In order to test my model, I will randomly choose an image and then I will make it predicted by the model.
BUT first I need to expand the size of my image. Because, during training, the model worked with 4 dimensions, thus I will use np.expand_dims() again.
First, its size was (2, 128, 128) after expand, its size is (1, 2, 128, 128)
Actually, all these parts were the easy part. Now it’s time to switch to the hard part!
Now I will find out a solution for segmenting separately Enhancing Tumor and center of Tumor.
In the above images, as you can see Non-enhancing Tumor and Enhancing Tumor images seem really less in the pictures. So what my aim is to crop useless areas of these images.
For that I will apply these steps:
I will get coordinates of Tumor Centers of Non-enhancing Tumor and Enhancing Tumor using by Numpy
Then I will be cropping images using these coordinates as the center point.
These cropping steps, all cropped images will be input for the UNET model for training.
After all, I will add the new output to the original image using the coordinate of the cropped image.
So how can I find the center point of Tumors? The answer is that using by np.where()
np.where gives coordinates as a list for 2 axes (x,y)
According to these results, when I calculate center point, what I need to do is that (min_value + max_value) / 2 gives me center point for 2 axes.
Now I can crop it but first I will create a matrix that has (64,64) sizes. After this matrix, which has only zeros, I will add T1ce image. But an important point is when I add them, I have to add 64/2 and also I have to subtract 64/2 these operations provide that the image will be middle of the matrix.
After T1ce image, I will do it same steps for the segmentation image.
In order to explain my steps, I only happened to all these steps just one image that is 280 images of the dataset.
It’s time to define a function that applies all these steps for all images!
As you can see in the above image, I defined my function. Also, I don’t think that I need to explain what they are because I believe that I mentioned them in a nice way!
After applying these functions, you can realize that all images are got bigger and they are more clear.
In the next step, all images will be turned into np.array by for loop.

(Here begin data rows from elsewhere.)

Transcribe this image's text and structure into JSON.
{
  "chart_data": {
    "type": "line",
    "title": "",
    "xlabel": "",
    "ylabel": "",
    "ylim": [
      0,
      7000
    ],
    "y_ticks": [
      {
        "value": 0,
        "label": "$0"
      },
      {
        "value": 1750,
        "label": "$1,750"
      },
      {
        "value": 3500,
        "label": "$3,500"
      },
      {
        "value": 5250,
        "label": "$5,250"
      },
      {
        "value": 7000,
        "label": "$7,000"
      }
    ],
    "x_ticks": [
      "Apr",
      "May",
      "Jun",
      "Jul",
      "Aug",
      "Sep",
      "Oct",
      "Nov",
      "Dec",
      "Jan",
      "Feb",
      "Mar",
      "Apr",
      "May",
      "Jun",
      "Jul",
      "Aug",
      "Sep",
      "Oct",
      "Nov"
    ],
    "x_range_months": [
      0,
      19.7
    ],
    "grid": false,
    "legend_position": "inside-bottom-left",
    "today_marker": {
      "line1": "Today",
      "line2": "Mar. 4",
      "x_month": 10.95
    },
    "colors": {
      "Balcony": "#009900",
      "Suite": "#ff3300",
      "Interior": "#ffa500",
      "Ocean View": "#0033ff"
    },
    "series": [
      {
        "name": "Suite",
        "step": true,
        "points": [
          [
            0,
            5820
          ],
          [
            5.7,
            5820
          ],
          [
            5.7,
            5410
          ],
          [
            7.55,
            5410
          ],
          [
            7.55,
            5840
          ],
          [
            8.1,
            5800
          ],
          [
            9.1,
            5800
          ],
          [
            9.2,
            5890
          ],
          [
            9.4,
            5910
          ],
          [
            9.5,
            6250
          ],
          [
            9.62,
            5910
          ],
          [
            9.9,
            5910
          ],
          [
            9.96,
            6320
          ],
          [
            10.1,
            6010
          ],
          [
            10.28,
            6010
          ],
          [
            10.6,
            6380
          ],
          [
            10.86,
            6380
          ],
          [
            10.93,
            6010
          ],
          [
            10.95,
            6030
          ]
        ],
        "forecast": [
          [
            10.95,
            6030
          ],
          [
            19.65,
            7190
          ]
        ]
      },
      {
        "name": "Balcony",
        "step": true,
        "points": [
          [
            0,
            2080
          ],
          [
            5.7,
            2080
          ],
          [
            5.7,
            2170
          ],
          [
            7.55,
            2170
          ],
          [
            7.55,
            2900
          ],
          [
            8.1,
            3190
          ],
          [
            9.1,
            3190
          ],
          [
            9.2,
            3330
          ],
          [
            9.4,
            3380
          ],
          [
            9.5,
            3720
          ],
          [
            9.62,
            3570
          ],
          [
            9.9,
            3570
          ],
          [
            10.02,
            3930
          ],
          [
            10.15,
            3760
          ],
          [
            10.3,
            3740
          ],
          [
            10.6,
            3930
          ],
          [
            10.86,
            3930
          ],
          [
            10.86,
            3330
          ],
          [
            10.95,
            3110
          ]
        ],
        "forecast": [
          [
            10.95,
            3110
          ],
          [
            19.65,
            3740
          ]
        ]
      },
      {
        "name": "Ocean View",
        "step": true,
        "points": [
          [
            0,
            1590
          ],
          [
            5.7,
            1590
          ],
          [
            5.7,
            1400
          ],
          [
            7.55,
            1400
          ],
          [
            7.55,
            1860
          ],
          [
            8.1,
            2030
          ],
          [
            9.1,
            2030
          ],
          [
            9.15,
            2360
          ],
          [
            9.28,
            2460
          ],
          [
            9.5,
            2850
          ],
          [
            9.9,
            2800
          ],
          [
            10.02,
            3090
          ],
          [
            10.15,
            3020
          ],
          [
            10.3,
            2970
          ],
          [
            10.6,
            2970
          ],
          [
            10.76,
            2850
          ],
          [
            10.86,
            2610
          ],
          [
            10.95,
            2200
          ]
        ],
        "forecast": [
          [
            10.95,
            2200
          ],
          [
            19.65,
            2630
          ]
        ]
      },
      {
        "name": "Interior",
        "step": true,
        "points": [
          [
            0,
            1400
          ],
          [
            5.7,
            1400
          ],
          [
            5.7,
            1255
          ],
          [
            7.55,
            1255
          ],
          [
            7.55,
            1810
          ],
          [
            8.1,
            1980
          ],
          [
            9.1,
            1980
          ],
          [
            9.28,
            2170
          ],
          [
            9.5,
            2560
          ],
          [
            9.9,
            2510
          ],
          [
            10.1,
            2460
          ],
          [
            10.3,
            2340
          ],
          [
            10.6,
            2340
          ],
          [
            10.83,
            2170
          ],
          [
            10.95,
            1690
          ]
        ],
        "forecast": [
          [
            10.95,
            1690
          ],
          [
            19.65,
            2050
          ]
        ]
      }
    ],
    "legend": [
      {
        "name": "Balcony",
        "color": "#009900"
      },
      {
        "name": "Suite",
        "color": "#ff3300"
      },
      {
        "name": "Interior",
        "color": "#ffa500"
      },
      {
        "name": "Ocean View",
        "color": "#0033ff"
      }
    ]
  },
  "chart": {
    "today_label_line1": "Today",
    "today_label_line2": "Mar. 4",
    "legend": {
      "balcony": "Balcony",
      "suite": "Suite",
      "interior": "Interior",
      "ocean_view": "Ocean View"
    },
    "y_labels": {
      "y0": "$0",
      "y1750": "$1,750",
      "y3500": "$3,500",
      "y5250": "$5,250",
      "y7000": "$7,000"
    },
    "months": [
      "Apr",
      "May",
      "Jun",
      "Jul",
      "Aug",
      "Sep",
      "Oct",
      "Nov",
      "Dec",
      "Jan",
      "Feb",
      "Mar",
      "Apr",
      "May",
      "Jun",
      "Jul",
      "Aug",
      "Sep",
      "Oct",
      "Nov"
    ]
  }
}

BUT unfortunately, when I use this loop for all images, I get an error again, I checked it meticulously but then I realized that there is no error in code. Because, in order to check that, I’ve created a subset that has about 217 images (36 files of HGG), and when I use them, the code works! That means there is no error in code, the problem is on images. But I don’t know why. Next few days, probably I can work on that why.
The error is:
After using subset (a part of all dataset of HGG images)
As you can see, there is no change in code but it works for images that are in subset.
After this loop, all segmentation images will be in the center of the frame and also they look bigger, more clear!
Now, I will train a model again for cropped images
The model doesn’t obtain well results because of that I worked with a subset (less dataset) but next days, if I solve the error, I will upload that again.
In this great project, I’ve learned tons of useful knowledge about algorithms, computer vision, and above all, 3D images and UNET Models. The other important thing that I learned is absolutely fixing error :) they took a few days but I solved all of them! These projects are the best way to improve myself, facing new errors and solving them.
But actually, I can not say this project ends here because I have some idea about that I have to update this project but I can not because of my exams. Unfortunately, my exams are approaching so I need to study.
Some ideas that I have to add to this project:
- Improving crop function. I determined the size as (64, 64) but if the tumor is bigger than this size what will happen? The tumor can not fit in the frame. So I have to define a new function that contains some simple conditions according to tumor size.
Anyways maybe I can improve this function too.